Never store secrets in Git. Use: External Secrets Operator (syncs from Vault/AWS SM/Azure KV), Sealed Secrets (encrypted in Git, decrypted in cluster), CSI Secrets Store Driver (mounts secrets from external providers as volumes), or SOPS with ArgoCD.

47. What is the Kubernetes Garbage Collector?

The garbage collector deletes dependent objects when their owner is deleted. It uses owner references. Two modes: foreground (delete dependents first, then owner) and background (delete owner first, dependents asynchronously). This is why deleting a Deployment also deletes its ReplicaSet and pods.

48. How do you debug networking issues in Kubernetes?

# 1. Check pod IP and DNS
kubectl exec -it <pod> -- nslookup <service-name>

# 2. Test connectivity between pods
kubectl exec -it <pod-a> -- curl <pod-b-ip>:8080

# 3. Check Service endpoints
kubectl get endpoints <service-name>

# 4. Check Network Policies
kubectl get networkpolicy -n <namespace>

# 5. Check kube-proxy and iptables rules
kubectl logs -n kube-system -l k8s-app=kube-proxy

# 6. Use ephemeral debug container
kubectl debug -it <pod> --image=nicolaka/netshoot --target=<container>

49. What is the difference between Horizontal and Vertical Pod Autoscaling?

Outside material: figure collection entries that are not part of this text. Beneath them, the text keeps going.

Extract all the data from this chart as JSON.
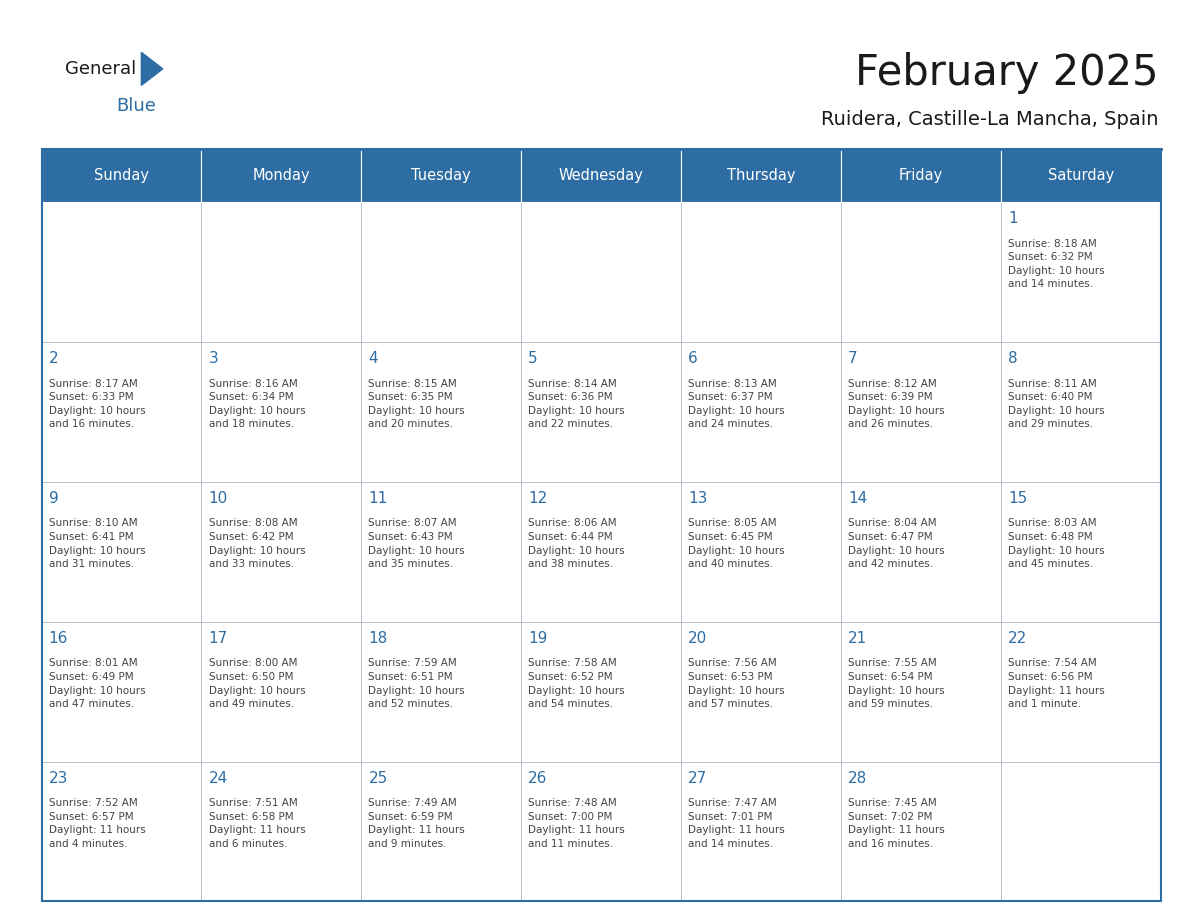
{
  "title": "February 2025",
  "subtitle": "Ruidera, Castille-La Mancha, Spain",
  "header_bg": "#2E6DA4",
  "header_text": "#FFFFFF",
  "cell_bg": "#FFFFFF",
  "border_color": "#2E6DA4",
  "cell_border_color": "#CCCCCC",
  "day_names": [
    "Sunday",
    "Monday",
    "Tuesday",
    "Wednesday",
    "Thursday",
    "Friday",
    "Saturday"
  ],
  "title_color": "#1A1A1A",
  "subtitle_color": "#1A1A1A",
  "text_color": "#444444",
  "day_number_color": "#2E6DA4",
  "logo_general_color": "#1A1A1A",
  "logo_blue_color": "#2E6DA4",
  "weeks": [
    [
      null,
      null,
      null,
      null,
      null,
      null,
      1
    ],
    [
      2,
      3,
      4,
      5,
      6,
      7,
      8
    ],
    [
      9,
      10,
      11,
      12,
      13,
      14,
      15
    ],
    [
      16,
      17,
      18,
      19,
      20,
      21,
      22
    ],
    [
      23,
      24,
      25,
      26,
      27,
      28,
      null
    ]
  ],
  "cell_data": {
    "1": {
      "sunrise": "8:18 AM",
      "sunset": "6:32 PM",
      "daylight_hrs": "10 hours",
      "daylight_min": "and 14 minutes."
    },
    "2": {
      "sunrise": "8:17 AM",
      "sunset": "6:33 PM",
      "daylight_hrs": "10 hours",
      "daylight_min": "and 16 minutes."
    },
    "3": {
      "sunrise": "8:16 AM",
      "sunset": "6:34 PM",
      "daylight_hrs": "10 hours",
      "daylight_min": "and 18 minutes."
    },
    "4": {
      "sunrise": "8:15 AM",
      "sunset": "6:35 PM",
      "daylight_hrs": "10 hours",
      "daylight_min": "and 20 minutes."
    },
    "5": {
      "sunrise": "8:14 AM",
      "sunset": "6:36 PM",
      "daylight_hrs": "10 hours",
      "daylight_min": "and 22 minutes."
    },
    "6": {
      "sunrise": "8:13 AM",
      "sunset": "6:37 PM",
      "daylight_hrs": "10 hours",
      "daylight_min": "and 24 minutes."
    },
    "7": {
      "sunrise": "8:12 AM",
      "sunset": "6:39 PM",
      "daylight_hrs": "10 hours",
      "daylight_min": "and 26 minutes."
    },
    "8": {
      "sunrise": "8:11 AM",
      "sunset": "6:40 PM",
      "daylight_hrs": "10 hours",
      "daylight_min": "and 29 minutes."
    },
    "9": {
      "sunrise": "8:10 AM",
      "sunset": "6:41 PM",
      "daylight_hrs": "10 hours",
      "daylight_min": "and 31 minutes."
    },
    "10": {
      "sunrise": "8:08 AM",
      "sunset": "6:42 PM",
      "daylight_hrs": "10 hours",
      "daylight_min": "and 33 minutes."
    },
    "11": {
      "sunrise": "8:07 AM",
      "sunset": "6:43 PM",
      "daylight_hrs": "10 hours",
      "daylight_min": "and 35 minutes."
    },
    "12": {
      "sunrise": "8:06 AM",
      "sunset": "6:44 PM",
      "daylight_hrs": "10 hours",
      "daylight_min": "and 38 minutes."
    },
    "13": {
      "sunrise": "8:05 AM",
      "sunset": "6:45 PM",
      "daylight_hrs": "10 hours",
      "daylight_min": "and 40 minutes."
    },
    "14": {
      "sunrise": "8:04 AM",
      "sunset": "6:47 PM",
      "daylight_hrs": "10 hours",
      "daylight_min": "and 42 minutes."
    },
    "15": {
      "sunrise": "8:03 AM",
      "sunset": "6:48 PM",
      "daylight_hrs": "10 hours",
      "daylight_min": "and 45 minutes."
    },
    "16": {
      "sunrise": "8:01 AM",
      "sunset": "6:49 PM",
      "daylight_hrs": "10 hours",
      "daylight_min": "and 47 minutes."
    },
    "17": {
      "sunrise": "8:00 AM",
      "sunset": "6:50 PM",
      "daylight_hrs": "10 hours",
      "daylight_min": "and 49 minutes."
    },
    "18": {
      "sunrise": "7:59 AM",
      "sunset": "6:51 PM",
      "daylight_hrs": "10 hours",
      "daylight_min": "and 52 minutes."
    },
    "19": {
      "sunrise": "7:58 AM",
      "sunset": "6:52 PM",
      "daylight_hrs": "10 hours",
      "daylight_min": "and 54 minutes."
    },
    "20": {
      "sunrise": "7:56 AM",
      "sunset": "6:53 PM",
      "daylight_hrs": "10 hours",
      "daylight_min": "and 57 minutes."
    },
    "21": {
      "sunrise": "7:55 AM",
      "sunset": "6:54 PM",
      "daylight_hrs": "10 hours",
      "daylight_min": "and 59 minutes."
    },
    "22": {
      "sunrise": "7:54 AM",
      "sunset": "6:56 PM",
      "daylight_hrs": "11 hours",
      "daylight_min": "and 1 minute."
    },
    "23": {
      "sunrise": "7:52 AM",
      "sunset": "6:57 PM",
      "daylight_hrs": "11 hours",
      "daylight_min": "and 4 minutes."
    },
    "24": {
      "sunrise": "7:51 AM",
      "sunset": "6:58 PM",
      "daylight_hrs": "11 hours",
      "daylight_min": "and 6 minutes."
    },
    "25": {
      "sunrise": "7:49 AM",
      "sunset": "6:59 PM",
      "daylight_hrs": "11 hours",
      "daylight_min": "and 9 minutes."
    },
    "26": {
      "sunrise": "7:48 AM",
      "sunset": "7:00 PM",
      "daylight_hrs": "11 hours",
      "daylight_min": "and 11 minutes."
    },
    "27": {
      "sunrise": "7:47 AM",
      "sunset": "7:01 PM",
      "daylight_hrs": "11 hours",
      "daylight_min": "and 14 minutes."
    },
    "28": {
      "sunrise": "7:45 AM",
      "sunset": "7:02 PM",
      "daylight_hrs": "11 hours",
      "daylight_min": "and 16 minutes."
    }
  }
}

HPA changes replica count (more pods). VPA changes resource requests/limits (bigger pods). HPA is for stateless workloads. VPA is for single-instance or stateful workloads. They should not be used together on the same metric (CPU) — use Multidimensional Pod Autoscaler or KEDA instead.

50. Design a highly available Kubernetes architecture for a fintech application.

Answer should cover: multi-AZ control plane (3 masters), dedicated node pools (system, application, database), Pod Anti-Affinity (spread replicas), PDB (minAvailable: 2), HPA (CPU + custom metrics), Network Policies (default deny + allow list), mTLS via service mesh, Secrets in HashiCorp Vault, Velero backups to cross-region S3, monitoring with Prometheus + Grafana, alerting with PagerDuty, GitOps with ArgoCD, and DR cluster in a second region with active-passive failover.


These 50 questions cover the breadth of what you will face in a Kubernetes interview. Do not just memorize answers — spin up a cluster on Minikube or kind and actually run the commands. Interviewers can tell the difference between someone who read the docs and someone who has broken things in a real cluster and fixed them.